Sciences en Marche et Brigitte Gonthier-Maurin dénoncent la prolifération de cabinets de conseil ponctionnant de 10% à 30% du montant du CIR finalement accordé à l’entreprise. En ce sens, le crédit d’impôt est détourné de son objectif initial de développement de la recherche. Le MENESR perçoit plutôt le phénomène comme un coup marketing opéré par les groupes de consulting et rappelle que si les factures ont atteint 30% du CIR, le marché est aujourd’hui stabilisé à 15% environ. La sénatrice Brigitte Gonthier-Maurin précise qu’elle a rencontré dans le cadre de la commission sénatoriale des PME qui se sont vues refuser l’aide d’un cabinet de conseil, car le montant du CIR potentiel était trop faible.

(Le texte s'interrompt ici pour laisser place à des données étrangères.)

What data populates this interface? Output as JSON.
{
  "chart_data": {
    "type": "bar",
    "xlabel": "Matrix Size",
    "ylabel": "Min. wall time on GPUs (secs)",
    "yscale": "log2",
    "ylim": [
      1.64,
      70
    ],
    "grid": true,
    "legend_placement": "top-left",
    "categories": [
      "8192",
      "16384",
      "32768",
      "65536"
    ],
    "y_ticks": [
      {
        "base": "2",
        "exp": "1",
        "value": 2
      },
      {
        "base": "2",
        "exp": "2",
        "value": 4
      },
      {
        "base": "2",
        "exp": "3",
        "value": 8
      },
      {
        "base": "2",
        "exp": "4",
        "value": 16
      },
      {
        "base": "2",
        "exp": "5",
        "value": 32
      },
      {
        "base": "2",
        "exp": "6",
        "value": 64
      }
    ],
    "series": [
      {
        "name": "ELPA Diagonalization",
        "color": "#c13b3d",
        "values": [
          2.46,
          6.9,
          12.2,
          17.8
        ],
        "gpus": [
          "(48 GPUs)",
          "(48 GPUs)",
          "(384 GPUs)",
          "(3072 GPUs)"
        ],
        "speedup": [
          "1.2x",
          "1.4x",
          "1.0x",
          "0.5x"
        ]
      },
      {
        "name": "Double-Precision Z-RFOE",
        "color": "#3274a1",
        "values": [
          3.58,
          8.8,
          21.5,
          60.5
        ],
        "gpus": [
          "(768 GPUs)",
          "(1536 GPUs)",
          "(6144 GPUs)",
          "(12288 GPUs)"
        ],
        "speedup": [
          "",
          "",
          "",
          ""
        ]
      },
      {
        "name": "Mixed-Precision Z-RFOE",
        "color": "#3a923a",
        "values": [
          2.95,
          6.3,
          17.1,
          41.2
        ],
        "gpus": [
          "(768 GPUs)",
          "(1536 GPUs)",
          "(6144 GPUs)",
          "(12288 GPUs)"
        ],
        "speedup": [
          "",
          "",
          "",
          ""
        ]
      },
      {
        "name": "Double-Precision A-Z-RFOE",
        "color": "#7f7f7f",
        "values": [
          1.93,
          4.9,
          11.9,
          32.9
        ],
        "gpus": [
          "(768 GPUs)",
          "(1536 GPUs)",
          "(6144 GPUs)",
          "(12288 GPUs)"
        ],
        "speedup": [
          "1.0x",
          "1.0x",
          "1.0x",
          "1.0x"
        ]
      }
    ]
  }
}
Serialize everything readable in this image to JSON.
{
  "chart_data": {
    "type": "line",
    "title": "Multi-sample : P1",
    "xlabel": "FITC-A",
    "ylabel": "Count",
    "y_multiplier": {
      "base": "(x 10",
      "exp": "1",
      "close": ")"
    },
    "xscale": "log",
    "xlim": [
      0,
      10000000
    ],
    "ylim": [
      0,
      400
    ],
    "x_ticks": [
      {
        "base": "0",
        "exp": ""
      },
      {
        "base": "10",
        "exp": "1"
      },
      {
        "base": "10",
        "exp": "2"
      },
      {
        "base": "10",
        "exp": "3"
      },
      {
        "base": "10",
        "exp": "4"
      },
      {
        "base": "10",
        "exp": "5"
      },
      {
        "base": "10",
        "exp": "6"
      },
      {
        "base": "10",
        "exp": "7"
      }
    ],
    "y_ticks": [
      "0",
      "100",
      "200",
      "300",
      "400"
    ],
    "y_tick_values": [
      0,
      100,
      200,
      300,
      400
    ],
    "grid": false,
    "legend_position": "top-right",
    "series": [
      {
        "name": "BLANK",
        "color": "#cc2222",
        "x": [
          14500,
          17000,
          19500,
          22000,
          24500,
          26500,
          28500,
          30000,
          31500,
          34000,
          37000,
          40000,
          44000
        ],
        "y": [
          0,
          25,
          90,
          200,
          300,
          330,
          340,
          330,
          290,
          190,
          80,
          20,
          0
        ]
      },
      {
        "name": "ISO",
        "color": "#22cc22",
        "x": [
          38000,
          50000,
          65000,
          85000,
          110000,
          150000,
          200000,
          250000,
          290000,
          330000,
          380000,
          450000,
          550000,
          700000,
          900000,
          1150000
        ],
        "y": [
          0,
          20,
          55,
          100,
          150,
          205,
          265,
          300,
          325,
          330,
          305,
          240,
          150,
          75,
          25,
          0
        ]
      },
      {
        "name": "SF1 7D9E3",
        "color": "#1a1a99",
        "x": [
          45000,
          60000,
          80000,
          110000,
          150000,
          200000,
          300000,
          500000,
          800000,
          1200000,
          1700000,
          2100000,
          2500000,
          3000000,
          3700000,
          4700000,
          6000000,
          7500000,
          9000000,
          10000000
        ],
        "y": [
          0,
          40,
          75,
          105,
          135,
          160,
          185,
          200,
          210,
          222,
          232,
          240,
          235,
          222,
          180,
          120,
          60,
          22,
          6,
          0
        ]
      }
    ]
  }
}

Franck Debauge, directeur associé d’ACIES Consulting Group affirme quant à lui qu’il ne fait que répondre à la demande des entreprises et que son cabinet permet de leur en faciliter l’accès.

En 2015, L’État a publié une liste de cabinets « sérieux » pour limiter les abus et recréer un état de confiance entre entreprises et acteurs du consulting. (Les sept acteurs de conseil en CIR et CII référencés, Médiation Inter-Entreprises, 27/07/2015)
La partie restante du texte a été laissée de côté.